Mefreh, who runs the Committee for Justice, a Geneva-based group aimed at defending human rights activists in the Middle East, explained that the Saudi royal family saw this approach as especially threatening. Those like Khashoggi, who can bring together the religious activists and the liberals, "are very dangerous to the dictatorships. Why? Because this is exactly what they're afraid of," he said. "The future belongs to people who can do that. If we can manage that in Egypt, we can change the regime."

Khashoggi was not the only one to see this as a crucial task, Mefreh told me; he was merely one of the best-known.
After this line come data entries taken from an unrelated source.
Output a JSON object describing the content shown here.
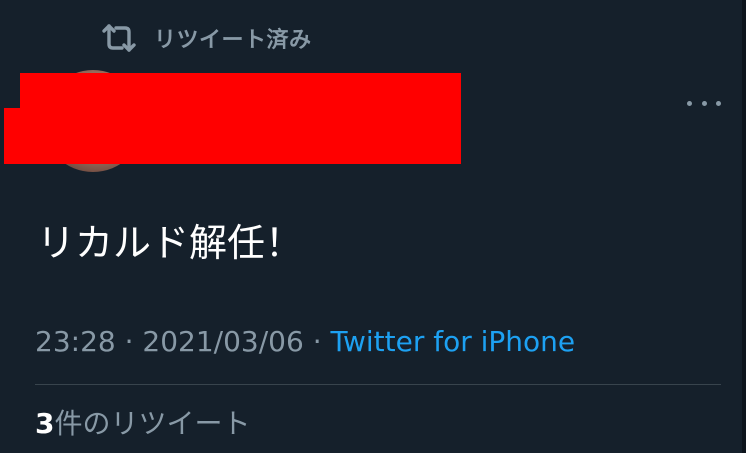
{
  "retweet_banner": {
    "icon": "retweet-icon",
    "label": "リツイート済み"
  },
  "tweet": {
    "text": "リカルド解任！",
    "time": "23:28",
    "separator_1": " · ",
    "date": "2021/03/06",
    "separator_2": " · ",
    "source": "Twitter for iPhone"
  },
  "stats": {
    "retweet_count": "3",
    "retweet_label": "件のリツイート"
  },
  "colors": {
    "background": "#15202b",
    "secondary_text": "#8899a6",
    "link": "#1da1f2",
    "redaction": "#ff0000"
  }
}
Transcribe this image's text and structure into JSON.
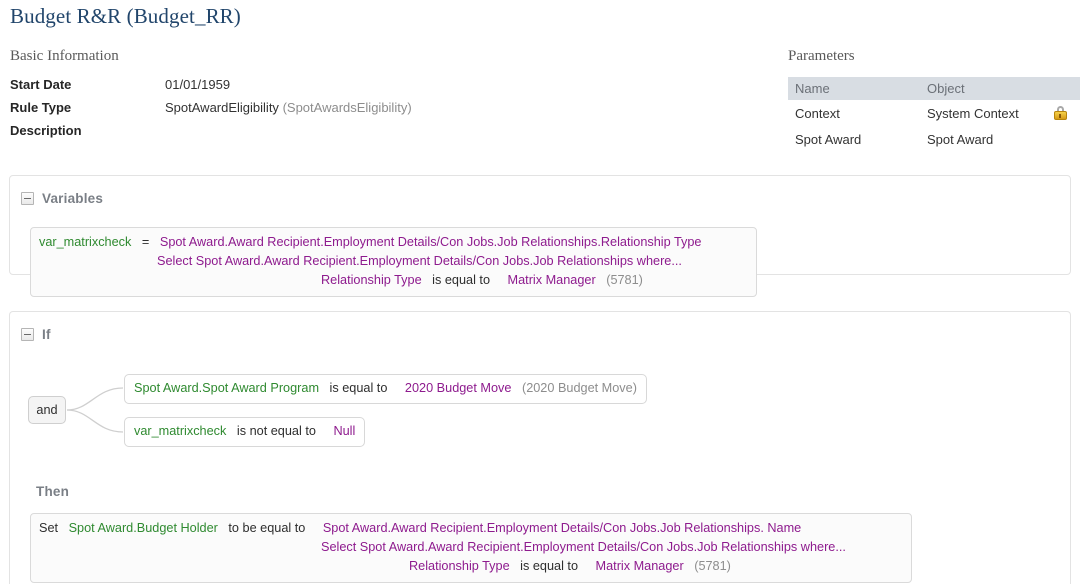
{
  "page": {
    "title": "Budget R&R (Budget_RR)"
  },
  "basic_information": {
    "caption": "Basic Information",
    "rows": [
      {
        "label": "Start Date",
        "value": "01/01/1959",
        "muted": ""
      },
      {
        "label": "Rule Type",
        "value": "SpotAwardEligibility",
        "muted": "(SpotAwardsEligibility)"
      },
      {
        "label": "Description",
        "value": "",
        "muted": ""
      }
    ]
  },
  "parameters": {
    "caption": "Parameters",
    "columns": [
      "Name",
      "Object"
    ],
    "rows": [
      {
        "name": "Context",
        "object": "System Context",
        "locked": true,
        "lock_icon": "lock-icon"
      },
      {
        "name": "Spot Award",
        "object": "Spot Award",
        "locked": false,
        "lock_icon": ""
      }
    ]
  },
  "variables_panel": {
    "title": "Variables",
    "toggle_icon": "collapse-minus-icon",
    "expression": {
      "name": "var_matrixcheck",
      "equals": "=",
      "line1_path": "Spot Award.Award Recipient.Employment Details/Con Jobs.Job Relationships.Relationship Type",
      "line2_select": "Select Spot Award.Award Recipient.Employment Details/Con Jobs.Job Relationships where...",
      "line3_field": "Relationship Type",
      "line3_operator": "is equal to",
      "line3_value": "Matrix Manager",
      "line3_value_id": "(5781)"
    }
  },
  "if_panel": {
    "title": "If",
    "toggle_icon": "collapse-minus-icon",
    "operator_node": "and",
    "conditions": [
      {
        "field": "Spot Award.Spot Award Program",
        "operator": "is equal to",
        "value": "2020 Budget Move",
        "value_id": "(2020 Budget Move)"
      },
      {
        "field": "var_matrixcheck",
        "operator": "is not equal to",
        "value": "Null",
        "value_id": ""
      }
    ],
    "then": {
      "label": "Then",
      "set_keyword": "Set",
      "target": "Spot Award.Budget Holder",
      "operator": "to be equal to",
      "line1_path": "Spot Award.Award Recipient.Employment Details/Con Jobs.Job Relationships. Name",
      "line2_select": "Select Spot Award.Award Recipient.Employment Details/Con Jobs.Job Relationships where...",
      "line3_field": "Relationship Type",
      "line3_operator": "is equal to",
      "line3_value": "Matrix Manager",
      "line3_value_id": "(5781)"
    }
  },
  "colors": {
    "title": "#21456b",
    "field_green": "#2f8a30",
    "value_purple": "#8e1b8e",
    "muted_grey": "#8d8d8d",
    "header_row_bg": "#d8dde3"
  }
}
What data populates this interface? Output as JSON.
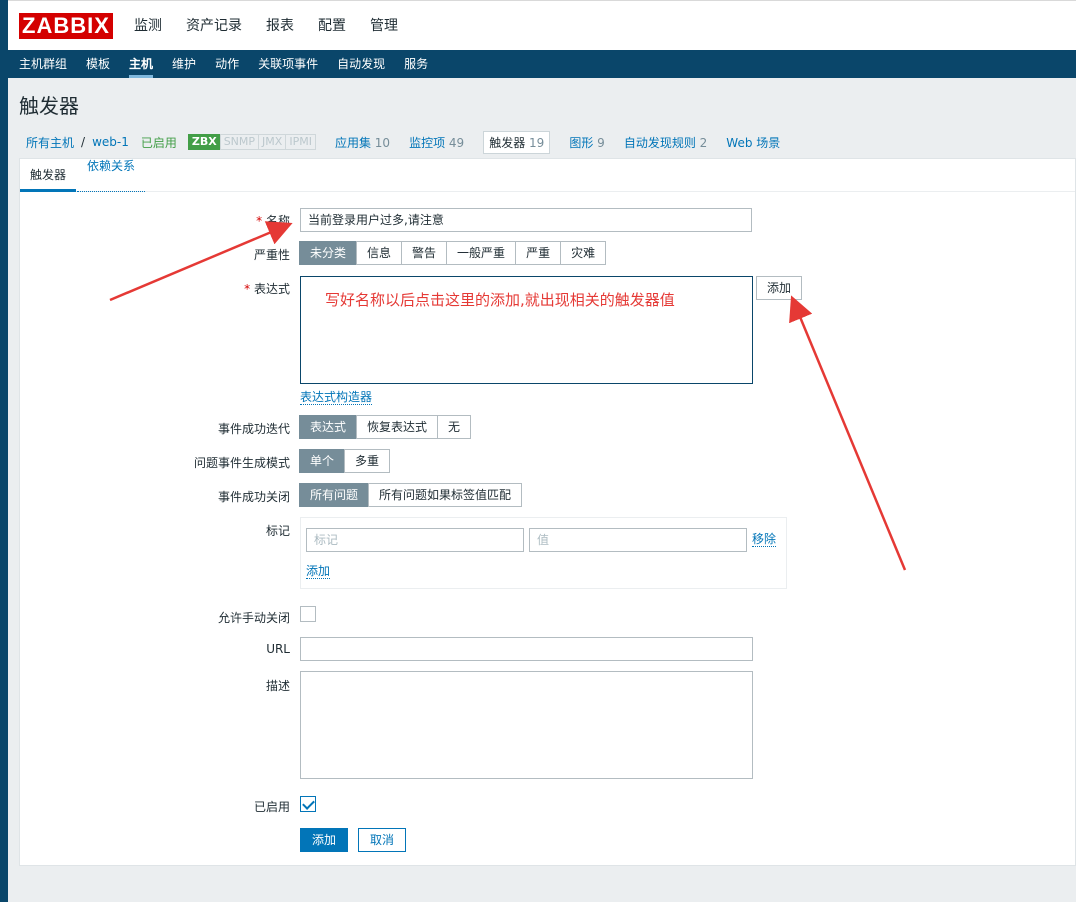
{
  "logo": "ZABBIX",
  "main_menu": [
    "监测",
    "资产记录",
    "报表",
    "配置",
    "管理"
  ],
  "sub_menu": [
    "主机群组",
    "模板",
    "主机",
    "维护",
    "动作",
    "关联项事件",
    "自动发现",
    "服务"
  ],
  "page_title": "触发器",
  "breadcrumb": {
    "all_hosts": "所有主机",
    "separator": "/",
    "host": "web-1",
    "status": "已启用",
    "badges": [
      "ZBX",
      "SNMP",
      "JMX",
      "IPMI"
    ],
    "applications": {
      "label": "应用集",
      "count": "10"
    },
    "items": {
      "label": "监控项",
      "count": "49"
    },
    "triggers": {
      "label": "触发器",
      "count": "19"
    },
    "graphs": {
      "label": "图形",
      "count": "9"
    },
    "discovery": {
      "label": "自动发现规则",
      "count": "2"
    },
    "web": "Web 场景"
  },
  "tabs": [
    "触发器",
    "依赖关系"
  ],
  "form": {
    "name_label": "名称",
    "name_value": "当前登录用户过多,请注意",
    "severity_label": "严重性",
    "severity_options": [
      "未分类",
      "信息",
      "警告",
      "一般严重",
      "严重",
      "灾难"
    ],
    "expression_label": "表达式",
    "add_button": "添加",
    "expression_builder": "表达式构造器",
    "ok_event_gen_label": "事件成功迭代",
    "ok_event_gen_options": [
      "表达式",
      "恢复表达式",
      "无"
    ],
    "problem_mode_label": "问题事件生成模式",
    "problem_mode_options": [
      "单个",
      "多重"
    ],
    "ok_close_label": "事件成功关闭",
    "ok_close_options": [
      "所有问题",
      "所有问题如果标签值匹配"
    ],
    "tags_label": "标记",
    "tag_placeholder": "标记",
    "value_placeholder": "值",
    "remove_link": "移除",
    "add_link": "添加",
    "manual_close_label": "允许手动关闭",
    "url_label": "URL",
    "description_label": "描述",
    "enabled_label": "已启用",
    "submit_button": "添加",
    "cancel_button": "取消"
  },
  "annotation": "写好名称以后点击这里的添加,就出现相关的触发器值",
  "annotation_color": "#e53935"
}
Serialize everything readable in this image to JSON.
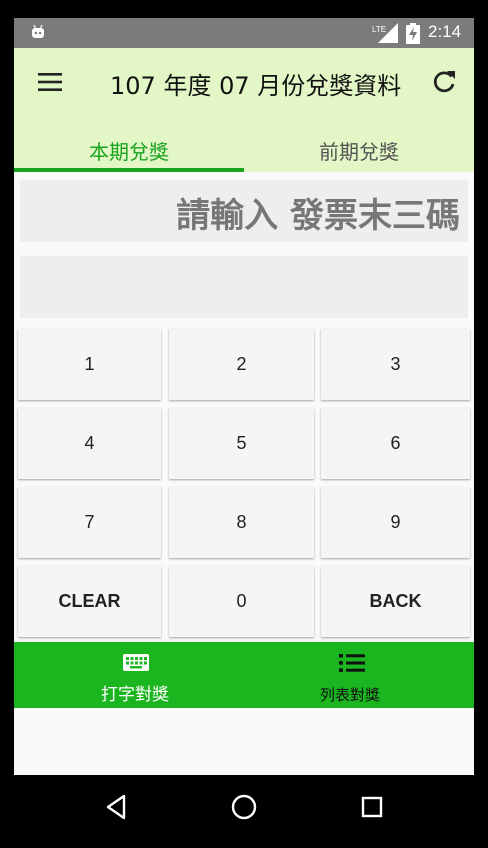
{
  "status_bar": {
    "time": "2:14",
    "network": "LTE"
  },
  "app_bar": {
    "title": "107 年度 07 月份兌獎資料",
    "menu_icon": "hamburger-menu-icon",
    "refresh_icon": "refresh-icon"
  },
  "tabs": [
    {
      "label": "本期兌獎",
      "selected": true
    },
    {
      "label": "前期兌獎",
      "selected": false
    }
  ],
  "input": {
    "prompt": "請輸入 發票末三碼",
    "result": ""
  },
  "keypad": [
    [
      "1",
      "2",
      "3"
    ],
    [
      "4",
      "5",
      "6"
    ],
    [
      "7",
      "8",
      "9"
    ],
    [
      "CLEAR",
      "0",
      "BACK"
    ]
  ],
  "bottom_nav": [
    {
      "label": "打字對獎",
      "icon": "keyboard-icon"
    },
    {
      "label": "列表對獎",
      "icon": "list-icon"
    }
  ],
  "colors": {
    "app_bar_bg": "#e3f7c6",
    "accent": "#1aa31f",
    "bottom_nav_bg": "#1ab51f",
    "status_bar_bg": "#7b7b7b"
  }
}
Mefreh cited former Egyptian presidential candidate Abdel Moneim Aboul Fotouh as another example of someone working toward the same end. Aboul Fotouh, an alumnus of the Muslim Brotherhood, generated considerable respect among Egyptian voters for his efforts. Under Egyptian President Abdel Fatah al-Sissi, however, he has spent two stints in jail and has been included on a government terrorism list. There is little evidence that Aboul Fotouh has anything to do with terrorism, but it is clear that this is a man the regime clearly does not take lightly.

Before his death, Khashoggi was trying to set up several organizations to promote the cause of democracy in the region - particularly one that aimed, among other things, to provide “a counter narrative in the Arab world and the West to Arab Spring skeptics.” The events in Sudan and Algeria show that this idea lives on. We’re seeing that multitudes in the Arab world are still willing to put their lives on the line for the sake of political change. Surely they deserve whatever support we can give them.